Entre-temps, la cacophonie qui nous vient de la 10ème Rue nous révèle bien des
choses sur la qualité des proches collaborateurs de M. E. Tshisekedi, tout au
moins ce que valent bon nombre d’entre eux. Lequel des membres du
gouvernement-fantôme du parti d’aujourd’hui ou d’hier – appelés Secrétaires
Nationaux – a su maîtriser les dossiers de son « portefeuille » au point soit
de formuler des critiques convaincantes à l’endroit du gouvernement ? Pourquoi,
depuis que toutes ces divergences minent leur parti aucune suggestion indiquant
la sortie de crise n’a émergé, mais au contraire tels des enfants ils se tirent
les uns les autres à boulets rouges, faisant semblant d’oublier que c’est le
gouvernement qui devrait être leur cible de choix? S’ils ne peuvent pas
résoudre de façon responsable leurs propres divergences mais plutôt les mettent
sur la place publique, comment peuvent-ils arriver à surmonter des obstacles
beaucoup plus complexes et de manière responsable une fois au gouvernement
demain? D’autre part, lequel de ces hommes et femmes qui se battent de Righini
à Limété a su réunir l’unanimité autour de lui au point de faire dire aux
membres de l’UDPS, confiants : «celui-la nous fera gagner aux prochaines
échéances électorales» ?

Tant de carences, tant de bafouillages, tant d’immobilisme ne sont pas dus au
hasard mais plutôt révélateurs de ce qu’est l’entourage du président de l’UDPS
aujourd’hui : composé de gens peu rompus aux subtilités politiques et qui font
étalage de leur amateurisme qui semble être le bien le mieux partagé dans notre
paysage politique. Puisqu’on dit que la qualité d’un bon chef dépend (aussi) de
la qualité de son entourage, la qualité de la sauce nous servie depuis Limété
ne peut que dépendre des ingrédients dont dispose le leader de l’UDPS …

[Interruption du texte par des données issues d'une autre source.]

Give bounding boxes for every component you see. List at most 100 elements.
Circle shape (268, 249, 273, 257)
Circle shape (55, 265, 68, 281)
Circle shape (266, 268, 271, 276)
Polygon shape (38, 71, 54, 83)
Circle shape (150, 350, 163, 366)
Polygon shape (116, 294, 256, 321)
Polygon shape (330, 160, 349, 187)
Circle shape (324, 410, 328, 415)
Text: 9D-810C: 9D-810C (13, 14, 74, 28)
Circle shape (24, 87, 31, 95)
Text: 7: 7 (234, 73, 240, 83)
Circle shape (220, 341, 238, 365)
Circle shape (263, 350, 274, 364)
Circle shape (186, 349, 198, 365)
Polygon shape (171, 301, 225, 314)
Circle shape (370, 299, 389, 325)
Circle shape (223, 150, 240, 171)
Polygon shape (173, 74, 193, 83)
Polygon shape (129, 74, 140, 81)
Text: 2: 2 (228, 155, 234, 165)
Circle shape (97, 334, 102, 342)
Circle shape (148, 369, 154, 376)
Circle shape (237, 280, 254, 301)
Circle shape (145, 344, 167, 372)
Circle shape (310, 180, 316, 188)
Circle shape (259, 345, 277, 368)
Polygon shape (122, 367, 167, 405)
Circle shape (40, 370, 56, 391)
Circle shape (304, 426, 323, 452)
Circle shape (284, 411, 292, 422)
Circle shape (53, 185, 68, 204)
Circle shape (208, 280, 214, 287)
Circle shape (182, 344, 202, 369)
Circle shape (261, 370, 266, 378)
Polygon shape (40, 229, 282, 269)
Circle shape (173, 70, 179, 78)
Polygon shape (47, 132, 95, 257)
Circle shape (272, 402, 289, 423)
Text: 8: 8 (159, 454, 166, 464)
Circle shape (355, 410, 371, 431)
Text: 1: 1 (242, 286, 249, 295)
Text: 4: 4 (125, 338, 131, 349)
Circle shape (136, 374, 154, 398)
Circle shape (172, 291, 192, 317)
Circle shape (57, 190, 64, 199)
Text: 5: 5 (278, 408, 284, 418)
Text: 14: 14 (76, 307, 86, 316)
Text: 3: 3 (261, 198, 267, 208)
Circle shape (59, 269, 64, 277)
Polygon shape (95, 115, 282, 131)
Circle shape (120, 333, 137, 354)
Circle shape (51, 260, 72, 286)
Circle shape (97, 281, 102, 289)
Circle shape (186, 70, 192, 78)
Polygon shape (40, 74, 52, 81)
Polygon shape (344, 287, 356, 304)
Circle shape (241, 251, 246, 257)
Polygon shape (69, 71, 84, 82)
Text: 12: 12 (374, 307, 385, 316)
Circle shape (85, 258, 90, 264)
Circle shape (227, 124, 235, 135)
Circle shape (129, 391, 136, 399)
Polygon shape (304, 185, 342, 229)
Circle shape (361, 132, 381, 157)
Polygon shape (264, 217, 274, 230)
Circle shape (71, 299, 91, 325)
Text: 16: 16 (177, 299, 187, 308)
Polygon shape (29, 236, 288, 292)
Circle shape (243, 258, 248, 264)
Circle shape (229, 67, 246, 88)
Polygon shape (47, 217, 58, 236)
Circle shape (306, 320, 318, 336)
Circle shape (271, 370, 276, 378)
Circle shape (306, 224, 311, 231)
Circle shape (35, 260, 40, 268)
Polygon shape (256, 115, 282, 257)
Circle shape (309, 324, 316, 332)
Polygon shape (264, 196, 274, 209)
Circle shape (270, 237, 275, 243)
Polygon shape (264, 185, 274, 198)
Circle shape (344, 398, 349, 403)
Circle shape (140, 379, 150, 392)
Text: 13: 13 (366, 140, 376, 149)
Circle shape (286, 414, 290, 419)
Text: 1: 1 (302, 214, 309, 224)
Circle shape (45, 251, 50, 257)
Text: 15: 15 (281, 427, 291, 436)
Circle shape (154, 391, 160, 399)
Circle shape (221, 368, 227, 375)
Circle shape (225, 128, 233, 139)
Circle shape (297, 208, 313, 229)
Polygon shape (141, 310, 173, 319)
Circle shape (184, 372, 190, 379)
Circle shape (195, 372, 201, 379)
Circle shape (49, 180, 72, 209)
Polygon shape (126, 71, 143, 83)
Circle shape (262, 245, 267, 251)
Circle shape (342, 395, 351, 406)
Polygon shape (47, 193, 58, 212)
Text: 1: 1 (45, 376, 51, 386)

L’UDPS n’est pas (encore) une machine électorale. Dans un espace
démocratique, les élections sont la voie autorisée pour une alternance et
l’accès au pouvoir. Encore faudrait-il les gagner. Cela exige la présence d’un
parti organisé et bien structuré ainsi que des troupes mobilisées derrière leur
chef, ce qui est loin d’être le cas des troupes d’E. Tshisekedi. Lorsque ce
dernier fut relégué à Kabeya Kamuanya c’était le silence radio à l’UDPS. De
même lorsque Z’Ahidi Ngoma a « driblé » le véritable leader de l’opposition
pour être le Vice-Président de l’opposition pendant la Transition avec la
formule 4+1. Lorsque la CENI a rejeté la demande d’enregistrement des
sympathisants de l’UDPS avant les élections en 2006, c’était le calme plat à la
10ème Rue. Or un parti dont les troupes sont organisées et mobilisées, à
l’image du parti de l’opposante birmane Aung San Suu Kyi, se rappellera au
souvenir des dirigeants en pareille circonstance et soit le fait reculer ou
obtiendra des concessions significatives. S’empresser d’aller aux urnes sans
veiller d’abord à cette donne revient à un suicide politique tant le réveil
risque d’être brutal.

Que Monsieur E. Tshisekedi soit un monument politique en RDC, cela est
incontestable. Mais que celui-ci soit plongé dans l’immobilisme, cela est
évident aussi, à cause des erreurs stratégiques et des facteurs liés à la
conjoncture nationale qui, une fois corrigés, ne manqueront pas de le voir
rebondir sur la scène politique congolaise.